KPK Siapkan 35 Saksi di Sidang Suap Bupati Kuansing Non Aktif
Andi Putra saat dilakukan penahanan oleh KPK
ENAMPULUH.COM, PEKANBARU -- Jaksa Penuntut Umum (JPU) Komisi Pemberantasan Korupsi (KPK) tengah mempersiapkan saksi-saksi dalam perkara dugaan suap Bupati Kuansing non aktif, Andi Putra. Yang mana, saksi-saksi itu, tidak jauh berbeda dengan saksi yang dihadirkan untuk terdakwa Sudarso.
Andi Putra menjadi pesakitan dalam perkara dugaan suap. Dimana, dia diduga menerima suap dalam pengurusan perpanjangan izin Hak Guna Usaha (HGU) perkebunan sawit milik PT Adimulia Agrolestari.
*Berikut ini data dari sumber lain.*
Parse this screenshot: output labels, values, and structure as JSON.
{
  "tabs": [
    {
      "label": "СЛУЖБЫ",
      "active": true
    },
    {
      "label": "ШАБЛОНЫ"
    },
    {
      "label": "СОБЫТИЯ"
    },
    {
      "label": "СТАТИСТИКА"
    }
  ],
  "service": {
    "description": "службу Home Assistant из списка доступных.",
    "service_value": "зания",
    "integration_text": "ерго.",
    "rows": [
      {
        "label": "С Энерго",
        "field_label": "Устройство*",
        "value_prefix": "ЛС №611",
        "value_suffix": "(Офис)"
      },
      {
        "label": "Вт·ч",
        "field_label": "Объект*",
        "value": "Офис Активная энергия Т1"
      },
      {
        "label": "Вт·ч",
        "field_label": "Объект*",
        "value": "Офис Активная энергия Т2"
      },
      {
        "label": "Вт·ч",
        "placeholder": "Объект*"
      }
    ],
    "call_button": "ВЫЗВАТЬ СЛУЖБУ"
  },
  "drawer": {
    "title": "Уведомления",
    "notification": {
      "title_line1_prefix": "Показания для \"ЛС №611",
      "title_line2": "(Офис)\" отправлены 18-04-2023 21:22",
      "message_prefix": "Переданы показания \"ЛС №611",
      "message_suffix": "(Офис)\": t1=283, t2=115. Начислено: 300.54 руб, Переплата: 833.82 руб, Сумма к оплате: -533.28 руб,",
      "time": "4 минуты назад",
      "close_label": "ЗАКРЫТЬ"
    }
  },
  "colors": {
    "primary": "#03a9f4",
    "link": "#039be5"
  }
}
Dalam hal ini, pemberi suapnya adalah Sudarso, General Manager PT Adimulia Agrolestari. Sudarso sendiri telah diadili dan divonis bersalah oleh majelis hakim Pengadilan Tipikor pada Pengadilan Negeri Pekanbaru.
Terkait dengan Andi Putra, JPU KPK Wahyu Dwi Oktavianto SH saat dikonfirmasi mengatakan, saksi-saksi yang akan dihadirkan tidak jauh berbeda dengan saksi untuk terdakwa Sudarso.
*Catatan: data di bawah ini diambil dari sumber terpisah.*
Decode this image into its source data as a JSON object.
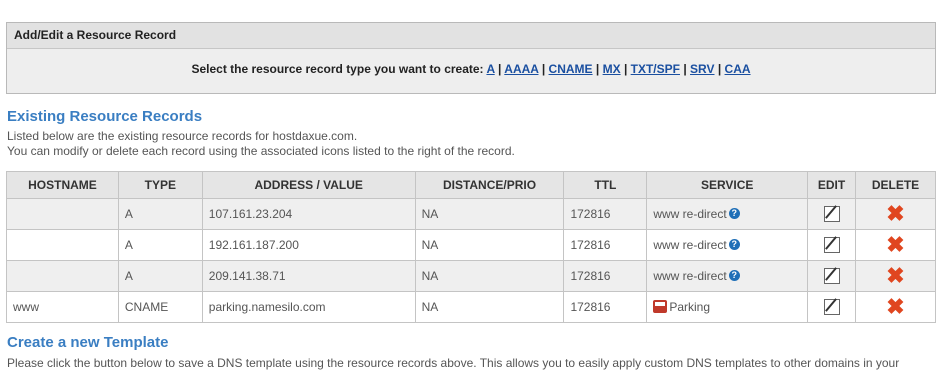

"Ya hampir sama, tidak jauh berbeda dengan saksi sebelumnya (untuk terdakwa Sudarso," ucapnya, Rabu (13/4/2022).
Para saksi untuk Andi Putra itu diterangkannya, akan dibagi menjadi beberapa sesi dalam persidangan. Adapun jumlah saksi nantinya, 30 sampai 35 orang.
"Saksinya sekitar 30 sampai 35 orang. Para saksi yang dihadirkan mulai dari pengajuan perpanjangan izin HGU (PT Adimulia Agrolestari) sampai dengan yang disebut menerima-menerima itu," terangnya.
Untuk diketahui, sidang pembuktian yang beragendakan pemeriksaan saksi dalam perkara dugaan suap Andi Putra, dijadwalkan pada Kamis (21/4/2022).
Dalam dakwaan JPU, Andi Putra disebut menerima suap dari PT Adimulia Agrolestari. Adapun jumlah Rp500 juta.
Atas perbuatannya, Andi Putra dijerat dalam dakwaan Kesatu, Pasal 12 huruf a UU Tipikor Jo Pasal 64 ayat (1) KUHP atau Kedua, Pasal 11 UU Tipikor Jo Pasal 64 ayat (1) KUHP.